The idea of “Pay It Forward” originated with a student-led project at Portland State University in Portland, Oregon, where students in a class on student debt formulated the proposal in December 2012. Shortly thereafter, in July 2013, Oregon became the first state to pass and sign into law legislation directing the state’s Higher Education Coordinating Commission to consider launching a pilot program.

Inspired by the initiative, U.S. Senator Jeff Merkley (D-OR) and U.S. Representatives Suzanne Bonamici (D-OR) and Dan Kildee (D-MI) have introduced The “Pay It Forward” Guaranteed College Affordability Act, which would direct leaders within the federal government to look into implementing a "Pay It Forward" model.

“Pay It Forward” may sound like a convoluted student loan, but it’s not—at least, not quite. Students would be indebted to the state (or federal) government, but the amount they would be required to pay back would depend on their income.
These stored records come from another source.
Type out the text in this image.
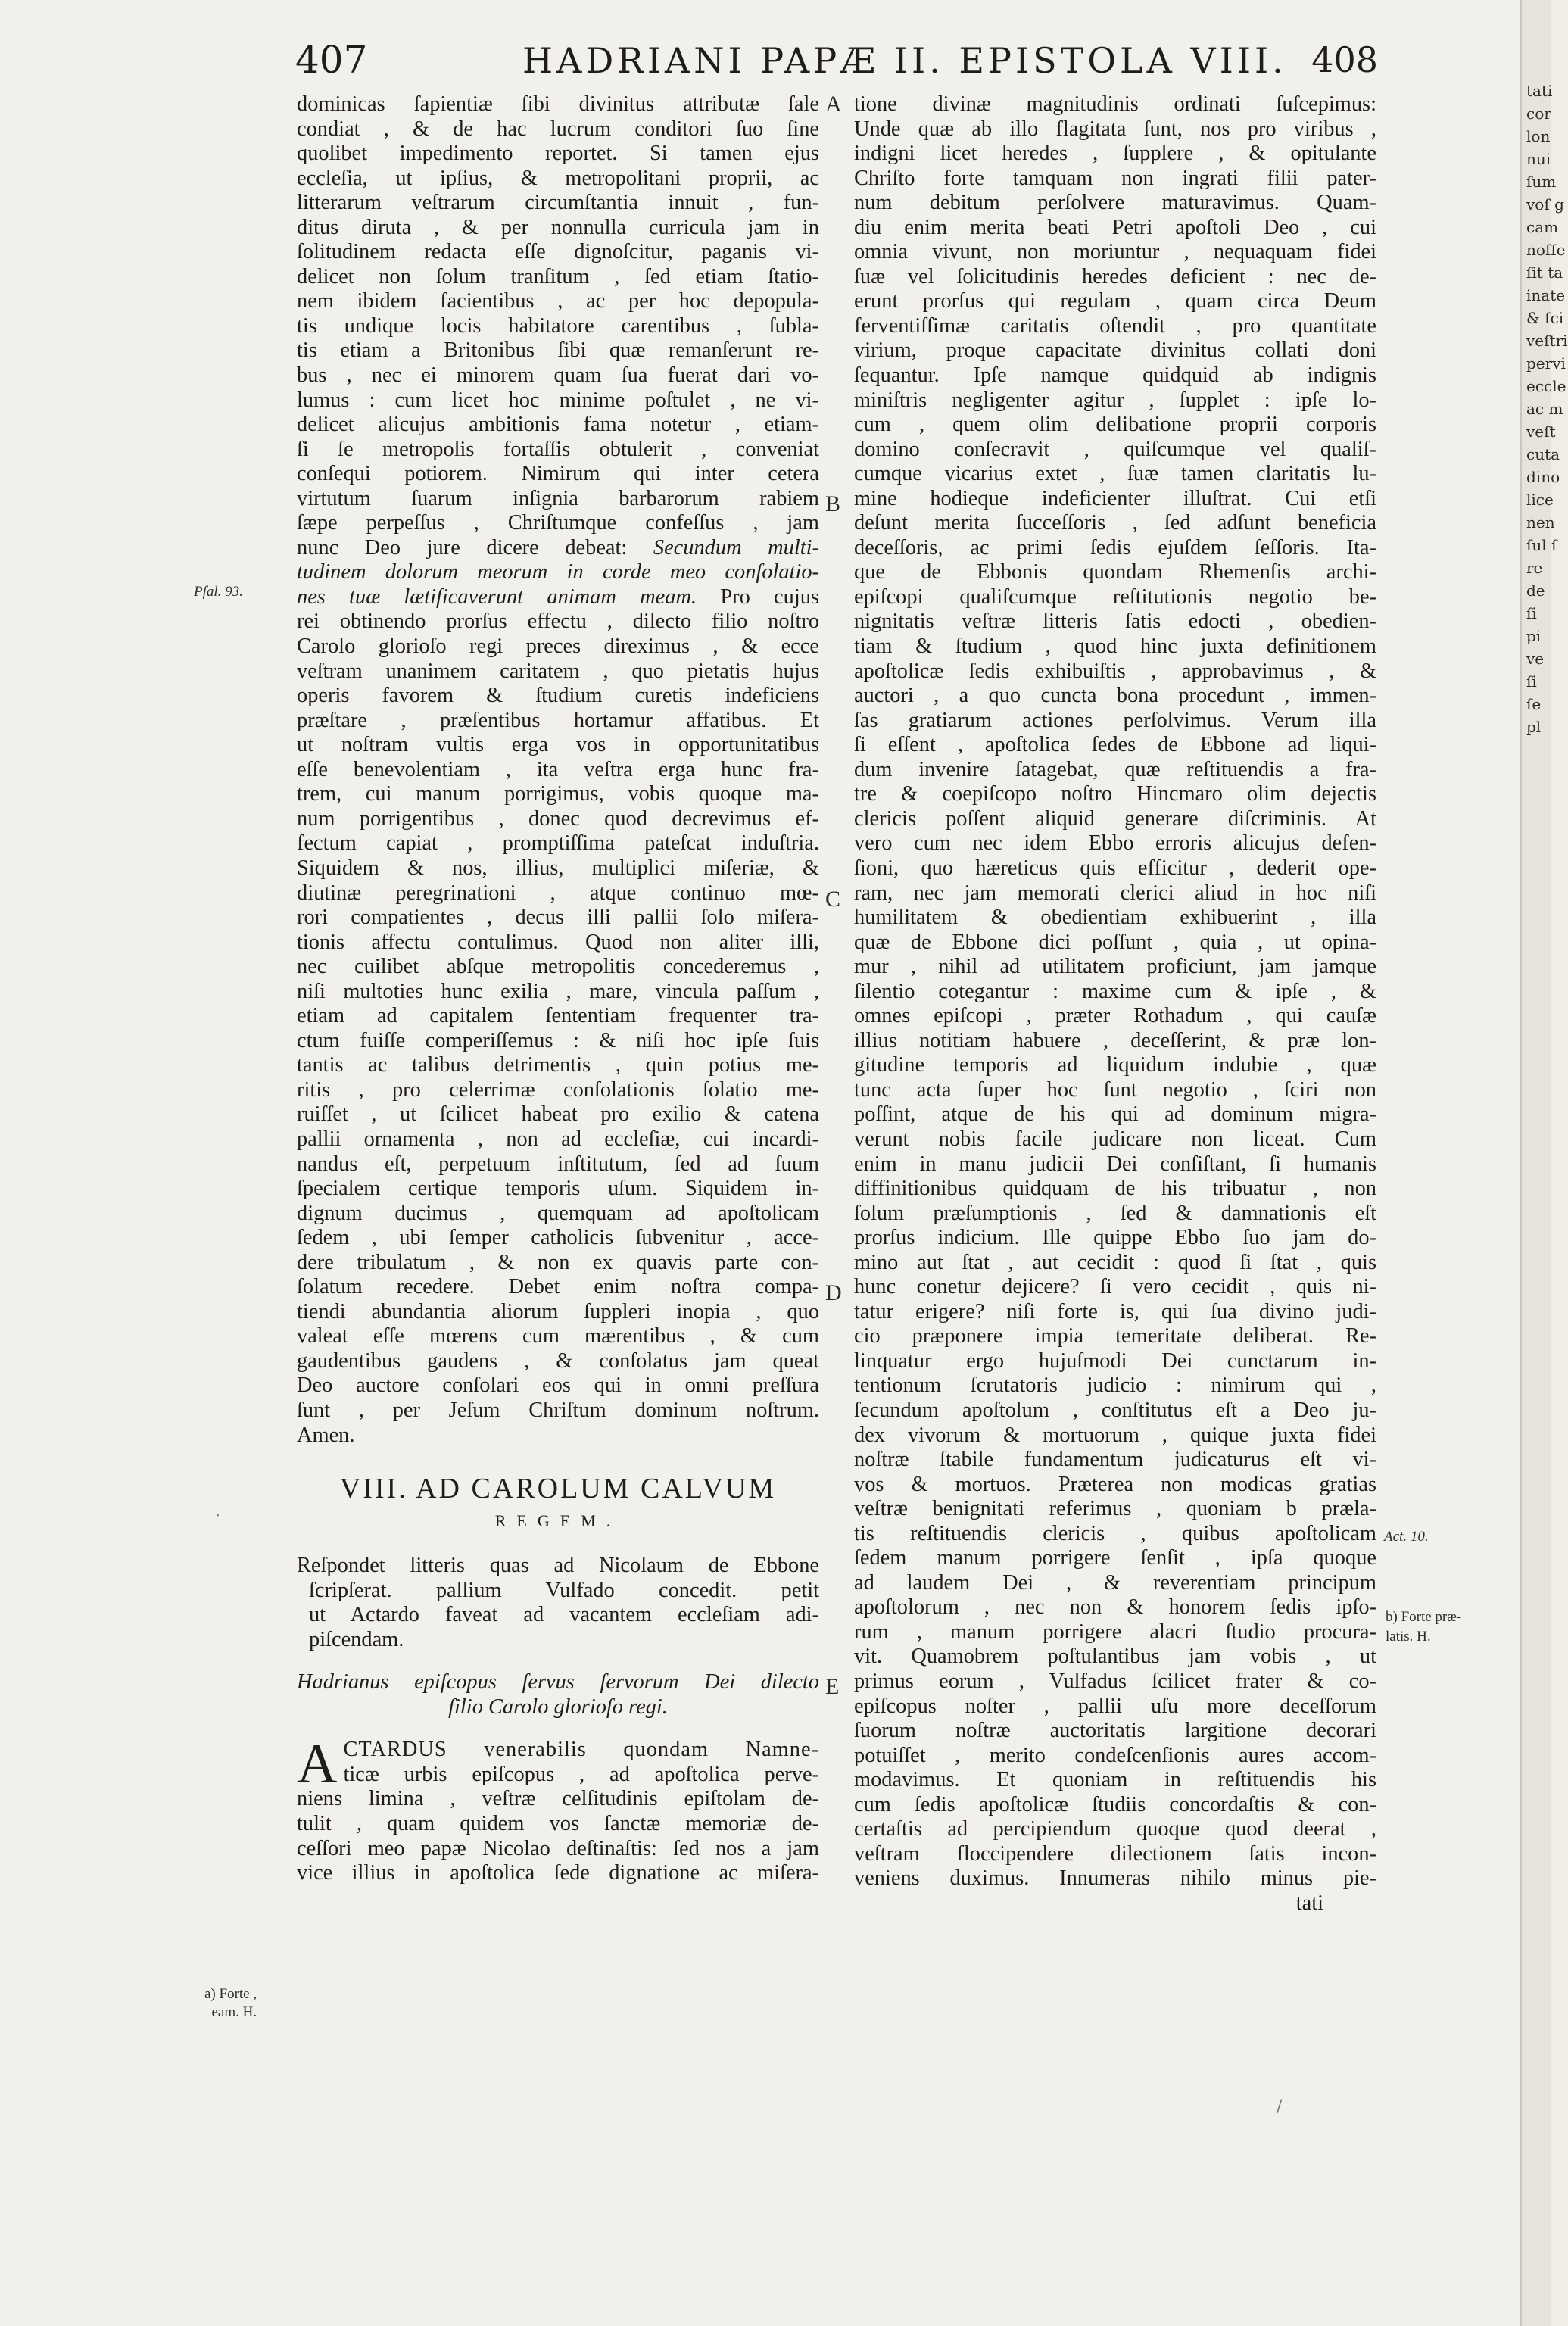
407	HADRIANI PAPÆ II. EPISTOLA VIII. 408
dominicas ſapientiæ ſibi divinitus attributæ ſale
condiat , & de hac lucrum conditori ſuo ſine
quolibet impedimento reportet. Si tamen ejus
eccleſia, ut ipſius, & metropolitani proprii, ac
litterarum veſtrarum circumſtantia innuit , fun-
ditus diruta , & per nonnulla curricula jam in
ſolitudinem redacta eſſe dignoſcitur, paganis vi-
delicet non ſolum tranſitum , ſed etiam ſtatio-
nem ibidem facientibus , ac per hoc depopula-
tis undique locis habitatore carentibus , ſubla-
tis etiam a Britonibus ſibi quæ remanſerunt re-
bus , nec ei minorem quam ſua fuerat dari vo-
lumus : cum licet hoc minime poſtulet , ne vi-
delicet alicujus ambitionis fama notetur , etiam-
ſi ſe metropolis fortaſſis obtulerit , conveniat
conſequi potiorem. Nimirum qui inter cetera
virtutum ſuarum inſignia barbarorum rabiem
ſæpe perpeſſus , Chriſtumque confeſſus , jam
nunc Deo jure dicere debeat: Secundum multi-
tudinem dolorum meorum in corde meo conſolatio-
nes tuæ lætificaverunt animam meam. Pro cujus
rei obtinendo prorſus effectu , dilecto filio noſtro
Carolo glorioſo regi preces direximus , & ecce
veſtram unanimem caritatem , quo pietatis hujus
operis favorem & ſtudium curetis indeficiens
præſtare , præſentibus hortamur affatibus. Et
ut noſtram vultis erga vos in opportunitatibus
eſſe benevolentiam , ita veſtra erga hunc fra-
trem, cui manum porrigimus, vobis quoque ma-
num porrigentibus , donec quod decrevimus ef-
fectum capiat , promptiſſima pateſcat induſtria.
Siquidem & nos, illius, multiplici miſeriæ, &
diutinæ peregrinationi , atque continuo mœ-
rori compatientes , decus illi pallii ſolo miſera-
tionis affectu contulimus. Quod non aliter illi,
nec cuilibet abſque metropolitis concederemus ,
niſi multoties hunc exilia , mare, vincula paſſum ,
etiam ad capitalem ſententiam frequenter tra-
ctum fuiſſe comperiſſemus : & niſi hoc ipſe ſuis
tantis ac talibus detrimentis , quin potius me-
ritis , pro celerrimæ conſolationis ſolatio me-
ruiſſet , ut ſcilicet habeat pro exilio & catena
pallii ornamenta , non ad eccleſiæ, cui incardi-
nandus eſt, perpetuum inſtitutum, ſed ad ſuum
ſpecialem certique temporis uſum. Siquidem in-
dignum ducimus , quemquam ad apoſtolicam
ſedem , ubi ſemper catholicis ſubvenitur , acce-
dere tribulatum , & non ex quavis parte con-
ſolatum recedere. Debet enim noſtra compa-
tiendi abundantia aliorum ſuppleri inopia , quo
valeat eſſe mœrens cum mærentibus , & cum
gaudentibus gaudens , & conſolatus jam queat
Deo auctore conſolari eos qui in omni preſſura
ſunt , per Jeſum Chriſtum dominum noſtrum.
Amen.
VIII. AD CAROLUM CALVUM
REGEM.
Reſpondet litteris quas ad Nicolaum de Ebbone
ſcripſerat. pallium Vulfado concedit. petit
ut Actardo faveat ad vacantem eccleſiam adi-
piſcendam.
Hadrianus epiſcopus ſervus ſervorum Dei dilecto
filio Carolo glorioſo regi.
A CTARDUS venerabilis quondam Namne-
ticæ urbis epiſcopus , ad apoſtolica perve-
niens limina , veſtræ celſitudinis epiſtolam de-
tulit , quam quidem vos ſanctæ memoriæ de-
ceſſori meo papæ Nicolao deſtinaſtis: ſed nos a jam
vice illius in apoſtolica ſede dignatione ac miſera-
tione divinæ magnitudinis ordinati ſuſcepimus:
Unde quæ ab illo flagitata ſunt, nos pro viribus ,
indigni licet heredes , ſupplere , & opitulante
Chriſto forte tamquam non ingrati filii pater-
num debitum perſolvere maturavimus. Quam-
diu enim merita beati Petri apoſtoli Deo , cui
omnia vivunt, non moriuntur , nequaquam fidei
ſuæ vel ſolicitudinis heredes deficient : nec de-
erunt prorſus qui regulam , quam circa Deum
ferventiſſimæ caritatis oſtendit , pro quantitate
virium, proque capacitate divinitus collati doni
ſequantur. Ipſe namque quidquid ab indignis
miniſtris negligenter agitur , ſupplet : ipſe lo-
cum , quem olim delibatione proprii corporis
domino conſecravit , quiſcumque vel qualiſ-
cumque vicarius extet , ſuæ tamen claritatis lu-
mine hodieque indeficienter illuſtrat. Cui etſi
deſunt merita ſucceſſoris , ſed adſunt beneficia
deceſſoris, ac primi ſedis ejuſdem ſeſſoris. Ita-
que de Ebbonis quondam Rhemenſis archi-
epiſcopi qualiſcumque reſtitutionis negotio be-
nignitatis veſtræ litteris ſatis edocti , obedien-
tiam & ſtudium , quod hinc juxta definitionem
apoſtolicæ ſedis exhibuiſtis , approbavimus , &
auctori , a quo cuncta bona procedunt , immen-
ſas gratiarum actiones perſolvimus. Verum illa
ſi eſſent , apoſtolica ſedes de Ebbone ad liqui-
dum invenire ſatagebat, quæ reſtituendis a fra-
tre & coepiſcopo noſtro Hincmaro olim dejectis
clericis poſſent aliquid generare diſcriminis. At
vero cum nec idem Ebbo erroris alicujus defen-
ſioni, quo hæreticus quis efficitur , dederit ope-
ram, nec jam memorati clerici aliud in hoc niſi
humilitatem & obedientiam exhibuerint , illa
quæ de Ebbone dici poſſunt , quia , ut opina-
mur , nihil ad utilitatem proficiunt, jam jamque
ſilentio cotegantur : maxime cum & ipſe , &
omnes epiſcopi , præter Rothadum , qui cauſæ
illius notitiam habuere , deceſſerint, & præ lon-
gitudine temporis ad liquidum indubie , quæ
tunc acta ſuper hoc ſunt negotio , ſciri non
poſſint, atque de his qui ad dominum migra-
verunt nobis facile judicare non liceat. Cum
enim in manu judicii Dei conſiſtant, ſi humanis
diffinitionibus quidquam de his tribuatur , non
ſolum præſumptionis , ſed & damnationis eſt
prorſus indicium. Ille quippe Ebbo ſuo jam do-
mino aut ſtat , aut cecidit : quod ſi ſtat , quis
hunc conetur dejicere? ſi vero cecidit , quis ni-
tatur erigere? niſi forte is, qui ſua divino judi-
cio præponere impia temeritate deliberat. Re-
linquatur ergo hujuſmodi Dei cunctarum in-
tentionum ſcrutatoris judicio : nimirum qui ,
ſecundum apoſtolum , conſtitutus eſt a Deo ju-
dex vivorum & mortuorum , quique juxta fidei
noſtræ ſtabile fundamentum judicaturus eſt vi-
vos & mortuos. Præterea non modicas gratias
veſtræ benignitati referimus , quoniam b præla-
tis reſtituendis clericis , quibus apoſtolicam
ſedem manum porrigere ſenſit , ipſa quoque
ad laudem Dei , & reverentiam principum
apoſtolorum , nec non & honorem ſedis ipſo-
rum , manum porrigere alacri ſtudio procura-
vit. Quamobrem poſtulantibus jam vobis , ut
primus eorum , Vulfadus ſcilicet frater & co-
epiſcopus noſter , pallii uſu more deceſſorum
ſuorum noſtræ auctoritatis largitione decorari
potuiſſet , merito condeſcenſionis aures accom-
modavimus. Et quoniam in reſtituendis his
cum ſedis apoſtolicæ ſtudiis concordaſtis & con-
certaſtis ad percipiendum quoque quod deerat ,
veſtram floccipendere dilectionem ſatis incon-
veniens duximus. Innumeras nihilo minus pie-
tati
A
B
C
D
E
Pſal. 93.
Act. 10.
a) Forte ,
eam. H.
b) Forte præ-
latis. H.
·
/
tati
cor
lon
nui
ſum
voſ g
cam
noſſe
ſit ta
inate
& ſci
veſtri
pervi
eccle
ac m
veſt
cuta
dino
lice
nen
ſul ſ
re
de
ſi
pi
ve
ſi
ſe
pl
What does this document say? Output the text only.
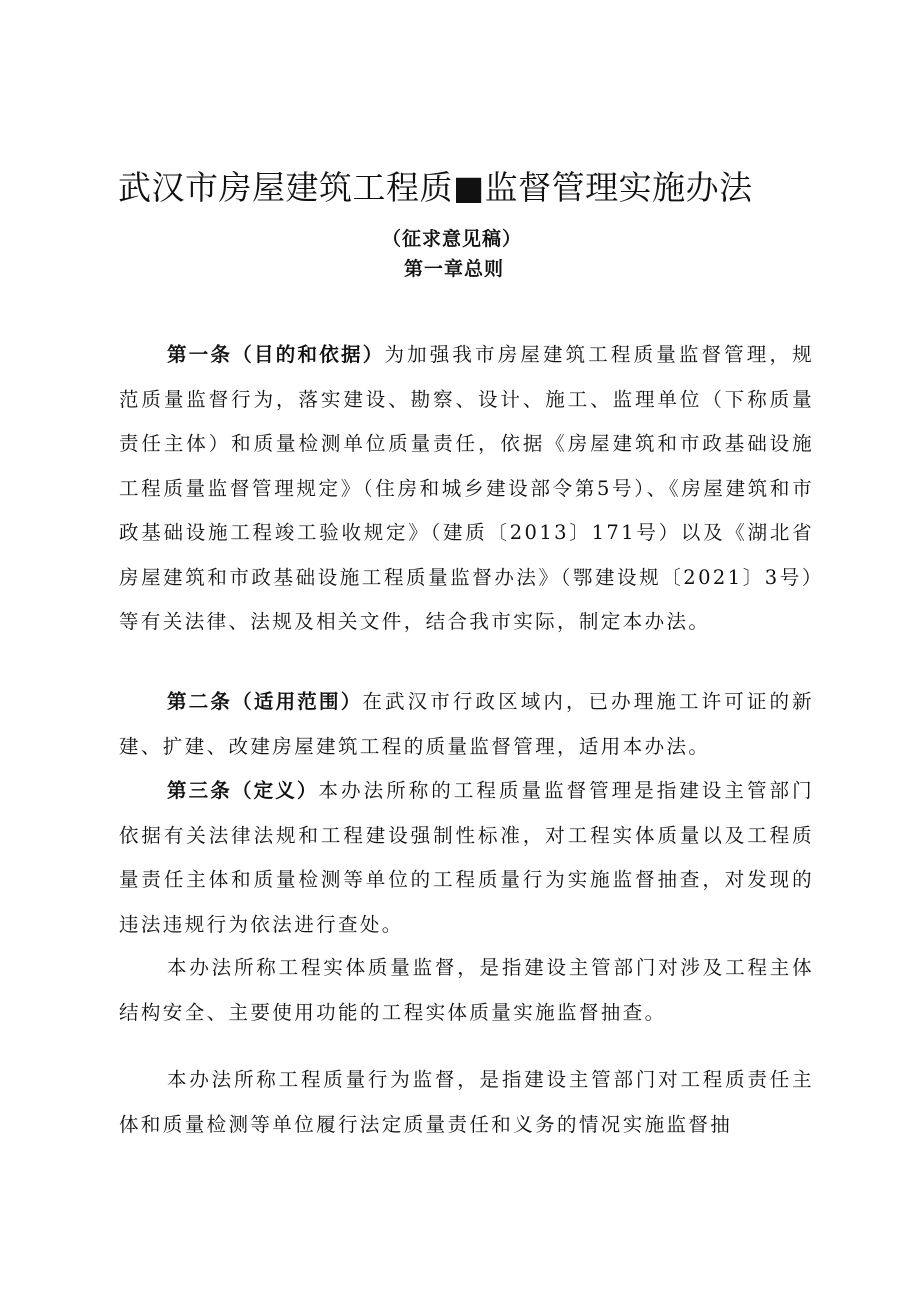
武汉市房屋建筑工程质■监督管理实施办法
（征求意见稿）
第一章总则

第一条（目的和依据）为加强我市房屋建筑工程质量监督管理，规范质量监督行为，落实建设、勘察、设计、施工、监理单位（下称质量责任主体）和质量检测单位质量责任，依据《房屋建筑和市政基础设施工程质量监督管理规定》（住房和城乡建设部令第5号）、《房屋建筑和市政基础设施工程竣工验收规定》（建质〔2013〕171号）以及《湖北省房屋建筑和市政基础设施工程质量监督办法》（鄂建设规〔2021〕3号）等有关法律、法规及相关文件，结合我市实际，制定本办法。

第二条（适用范围）在武汉市行政区域内，已办理施工许可证的新建、扩建、改建房屋建筑工程的质量监督管理，适用本办法。

第三条（定义）本办法所称的工程质量监督管理是指建设主管部门依据有关法律法规和工程建设强制性标准，对工程实体质量以及工程质量责任主体和质量检测等单位的工程质量行为实施监督抽查，对发现的违法违规行为依法进行查处。

本办法所称工程实体质量监督，是指建设主管部门对涉及工程主体结构安全、主要使用功能的工程实体质量实施监督抽查。

本办法所称工程质量行为监督，是指建设主管部门对工程质责任主体和质量检测等单位履行法定质量责任和义务的情况实施监督抽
For example, a doctor or engineer earning upwards of $100,000 a year would pay back more than a teacher or social worker who earns far less than that.

The upside to “Pay It Forward” is that a student’s education is paid for up front. But detractors argue that it would simply create a loan program in which the borrower isn't clear on how much he or she really owes. Plus, since “Pay It Forward” programs would be income-based, those who earn more would technically be subsidizing (i.e., supporting) those who earn less. But that doesn’t mean there isn’t any value in introducing such programs.

In a recent interview with NPR, Representative Kildee offered his take on the matter.

“This is a way just to make a simple contribution back and bring another student along,” said Kildee. “[It] basically says we are betting on you, that you will make it.”

The NPR piece went on to note that the average college graduate is saddled with $30,000 in debt, which is a sizable burden and may cause low-income students to shy away from going to college at all. But programs like “Pay It Forward” could help.

“It may actually persuade them to take a different path in life,” said Kildee.

What do you think of the concept of “Pay It Forward”? Would you consider participating in this or a similar program instead of relying on traditional financial aid options?